Cape Town not hospitable for Hilton as it relinquishes CBD hotel

In another sign of the severe trauma being inflicted on the South African hospitality industry, Hilton Hotels is to relinquish its Hilton Cape Town City Centre property this weekend.

Business Insider reports that the global hotel chain will hand back the property in Buitengracht Street in the CBD area of the city to the owners, Millat Properties.

In a statement posted on its website, Hilton states simply: “as of 11 July 2020, Hilton Cape Town City Centre will cease to operate as a Hilton hotel. As a result, stays booked past this date will not accrue Honors points. Please contact the hotel directly with any questions.”

Hilton has no plans to leave South Africa

Business Insider said a Hilton spokesperson had indicated the group had no plans to withdraw from the country.

The company also operates Hilton Sandton and Hilton Durban. Its DoubleTree by Hilton Hotel in Woodstock, Cape Town, is managed by a franchise holder.

“We remain committed to Cape Town as a destination,” the spokesperson said. Hilton still plans to open its first boutique-style Canopy by Hilton hotel in the city towards the end of next year. The hotel, in Longkloof Studios, Gardens, will be owned and developed by property giant Growthpoint.

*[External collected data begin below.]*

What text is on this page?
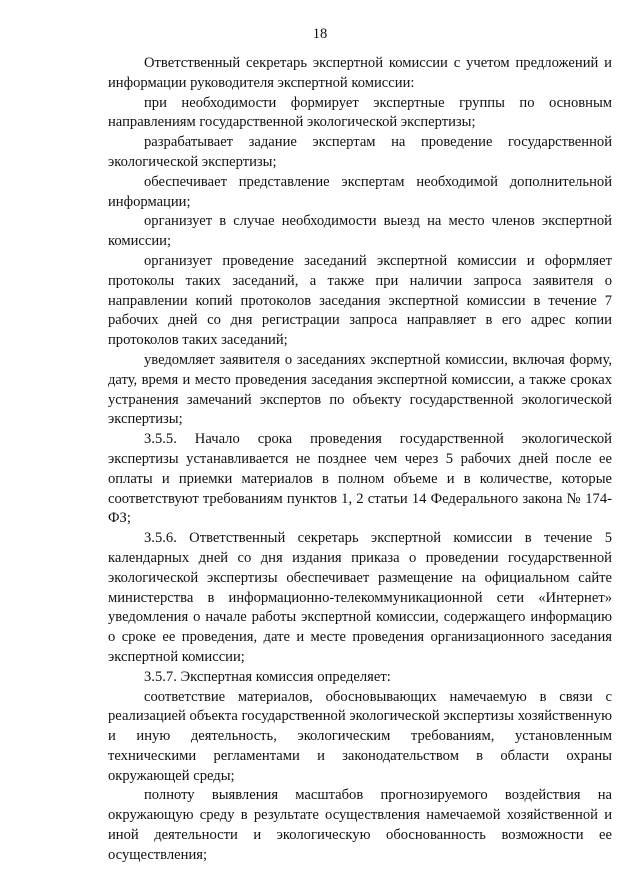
18

Ответственный секретарь экспертной комиссии с учетом предложений и информации руководителя экспертной комиссии:

при необходимости формирует экспертные группы по основным направлениям государственной экологической экспертизы;

разрабатывает задание экспертам на проведение государственной экологической экспертизы;

обеспечивает представление экспертам необходимой дополнительной информации;

организует в случае необходимости выезд на место членов экспертной комиссии;

организует проведение заседаний экспертной комиссии и оформляет протоколы таких заседаний, а также при наличии запроса заявителя о направлении копий протоколов заседания экспертной комиссии в течение 7 рабочих дней со дня регистрации запроса направляет в его адрес копии протоколов таких заседаний;

уведомляет заявителя о заседаниях экспертной комиссии, включая форму, дату, время и место проведения заседания экспертной комиссии, а также сроках устранения замечаний экспертов по объекту государственной экологической экспертизы;

3.5.5. Начало срока проведения государственной экологической экспертизы устанавливается не позднее чем через 5 рабочих дней после ее оплаты и приемки материалов в полном объеме и в количестве, которые соответствуют требованиям пунктов 1, 2 статьи 14 Федерального закона № 174-ФЗ;

3.5.6. Ответственный секретарь экспертной комиссии в течение 5 календарных дней со дня издания приказа о проведении государственной экологической экспертизы обеспечивает размещение на официальном сайте министерства в информационно-телекоммуникационной сети «Интернет» уведомления о начале работы экспертной комиссии, содержащего информацию о сроке ее проведения, дате и месте проведения организационного заседания экспертной комиссии;

3.5.7. Экспертная комиссия определяет:

соответствие материалов, обосновывающих намечаемую в связи с реализацией объекта государственной экологической экспертизы хозяйственную и иную деятельность, экологическим требованиям, установленным техническими регламентами и законодательством в области охраны окружающей среды;

полноту выявления масштабов прогнозируемого воздействия на окружающую среду в результате осуществления намечаемой хозяйственной и иной деятельности и экологическую обоснованность возможности ее осуществления;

Hilton announced 100th African property in 2019

It was less than a year ago that Hilton announced an agreement for its milestone 100th property in Africa, which occurred during the centenary year of the US-based group. Hilton has more than 6 000 hotels and resorts in over 100 countries worldwide.

At the time, Patrick Fitzgibbon, the Senior Vice President for Development in Europe, Middle East & Africa for Hilton said: “With this being our 100th year, reaching the milestone of 100 hotels allows us to reflect on our rich legacy of pioneering tourism on the African continent but also to look to the future.”

Hospitality industry is now looking far gloomier

Now, however, things are far gloomier for the hotel sector as a result of the pandemic.

South African hotels are still struggling as local business travel remains limited and leisure travel by South Africans is largely non-existent, except for intra-provincial travel.

International travel seems unlikely to be allowed before year-end, given the ongoing high level of local infections.